The choice and arrangement of words indicates Broodthaers’s concern with the institution of art history, and with the traditions and tools of painting. The central panel contains just two words, which may suggest the two parallel concerns of the traditional painter: ‘les figures’ (the figures) and ‘le style’ (the style), or content alongside technique. The inclusion, between these two words, of the numerals 1 to 9 may be an allusion to the traditional notion of an ideal composition informed by mathematical geometry, a reference echoed by the inclusion of the word ‘perspective’ on canvases three, six and seven. This may be read with some level of irony, since the canvases do not present any scene or sense of receding space often associated with naturalistic painting.
The inclusion of so many terms that relate to portraiture alludes to the means by which artists had traditionally interacted with bourgeois society. The generic nature of the features may point to a certain level of satire on Broodthaers’s part, conjuring the image of the painter churning out one portrait after another, using a standard toolkit of ‘mix and match’ elements. The large scale of the work and the frequency with which the word ‘figure’ appears (eleven times) conjure up the high traditions of painting historical subjects, exemplified, for example, by Broodthaers’s fellow Belgian Peter Paul Rubens (1577–1640). Broodthaers harnesses the elegance of such traditions through his use of script-style typography. However, he also uses it to undermine traditional artistic conventions. The composition does not convey any form of narrative and the subject of the painting is the painting itself, which ironically is largely printed rather than painted. It is left to the viewer to construct a relationship between its elements, one that will be subject to infinite change According to Broodthaers, this relationship is deliberately arbitrary, ‘in order to introduce and establish falsehoods in (artistic) reality’.1 Playing on the tension between artifice and the so-called ‘reality’ of artistic representation, Paintings questions the assumptions made by artists and art historians about pictorial meaning. The art historian Michael Compton has noted that it is the absence of any linear relationship between these verbal, written and pictorial elements that prevents the assertion of previously assumed facts.2 By highlighting these fundamental structural faults inherent in painting, Broodthaers undermine the ways in which the viewer interacts with an artwork and with the notion of art itself.

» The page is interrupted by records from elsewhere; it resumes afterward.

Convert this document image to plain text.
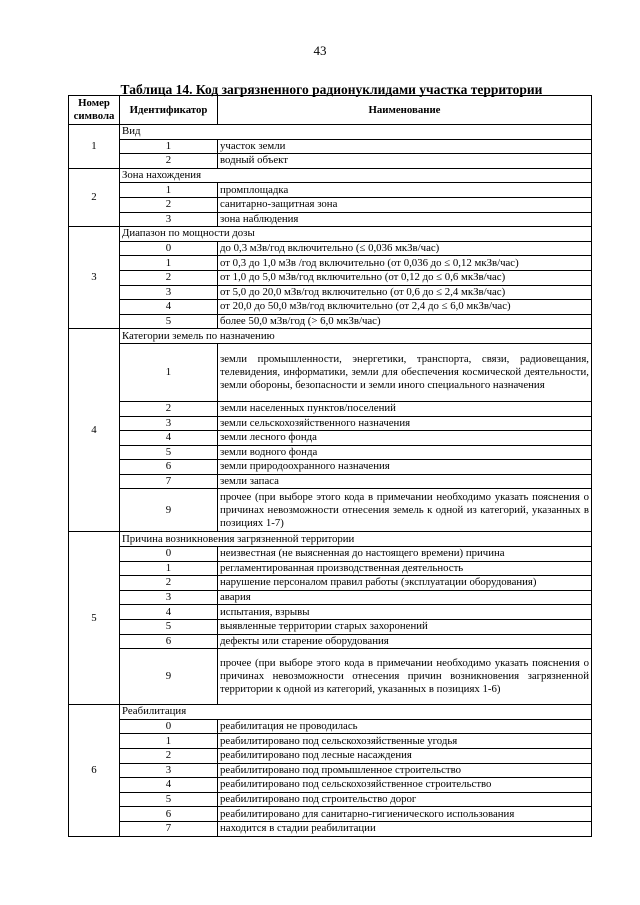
43
Таблица 14. Код загрязненного радионуклидами участка территории
Номер символа	Идентификатор	Наименование
1	Вид	
	1	участок земли
	2	водный объект
2	Зона нахождения	
	1	промплощадка
	2	санитарно-защитная зона
	3	зона наблюдения
3	Диапазон по мощности дозы	
	0	до 0,3 мЗв/год включительно (≤ 0,036 мкЗв/час)
	1	от 0,3 до 1,0 мЗв /год включительно (от 0,036 до ≤ 0,12 мкЗв/час)
	2	от 1,0 до 5,0 мЗв/год включительно (от 0,12 до ≤ 0,6 мкЗв/час)
	3	от 5,0 до 20,0 мЗв/год включительно (от 0,6 до ≤ 2,4 мкЗв/час)
	4	от 20,0 до 50,0 мЗв/год включительно (от 2,4 до ≤ 6,0 мкЗв/час)
	5	более 50,0 мЗв/год (> 6,0 мкЗв/час)
4	Категории земель по назначению	
	1	земли промышленности, энергетики, транспорта, связи, радиовещания, телевидения, информатики, земли для обеспечения космической деятельности, земли обороны, безопасности и земли иного специального назначения
	2	земли населенных пунктов/поселений
	3	земли сельскохозяйственного назначения
	4	земли лесного фонда
	5	земли водного фонда
	6	земли природоохранного назначения
	7	земли запаса
	9	прочее (при выборе этого кода в примечании необходимо указать пояснения о причинах невозможности отнесения земель к одной из категорий, указанных в позициях 1-7)
5	Причина возникновения загрязненной территории	
	0	неизвестная (не выясненная до настоящего времени) причина
	1	регламентированная производственная деятельность
	2	нарушение персоналом правил работы (эксплуатации оборудования)
	3	авария
	4	испытания, взрывы
	5	выявленные территории старых захоронений
	6	дефекты или старение оборудования
	9	прочее (при выборе этого кода в примечании необходимо указать пояснения о причинах невозможности отнесения причин возникновения загрязненной территории к одной из категорий, указанных в позициях 1-6)
6	Реабилитация	
	0	реабилитация не проводилась
	1	реабилитировано под сельскохозяйственные угодья
	2	реабилитировано под лесные насаждения
	3	реабилитировано под промышленное строительство
	4	реабилитировано под сельскохозяйственное строительство
	5	реабилитировано под строительство дорог
	6	реабилитировано для санитарно-гигиенического использования
	7	находится в стадии реабилитации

Such concerns reveal the influence upon Broodthaers of the surrealist artist René Magritte (1898–1967), whom Broodthaers had met and become friendly with around 1945. Broodthaers was fascinated by the way in which Magritte used words to undermine the assumptions associated with images. Writing in 1963 he had noted that ‘Magritte denies the aesthetic nature of painting (which does not prevent him, almost in spite of himself, from creating some beautiful paintings) … he continues to elaborate a poetic language aimed at undermining that upon which we depend’.3 Broodthaers made frequent reference in his work to Magritte’s now famous painting The Treachery of Images 1929 (Los Angeles County Museum of Art). The painting presents the image of a pipe above a caption that asserts: ‘Ceci n’est pas une pipe’ (This is not a pipe). This unstable relationship between words and images also underpins Broodthaers’s Paintings, a work in which images are eliminated and the formal components of a picture are reduced to words, highlighting the level of artifice involved in any form of artistic representation.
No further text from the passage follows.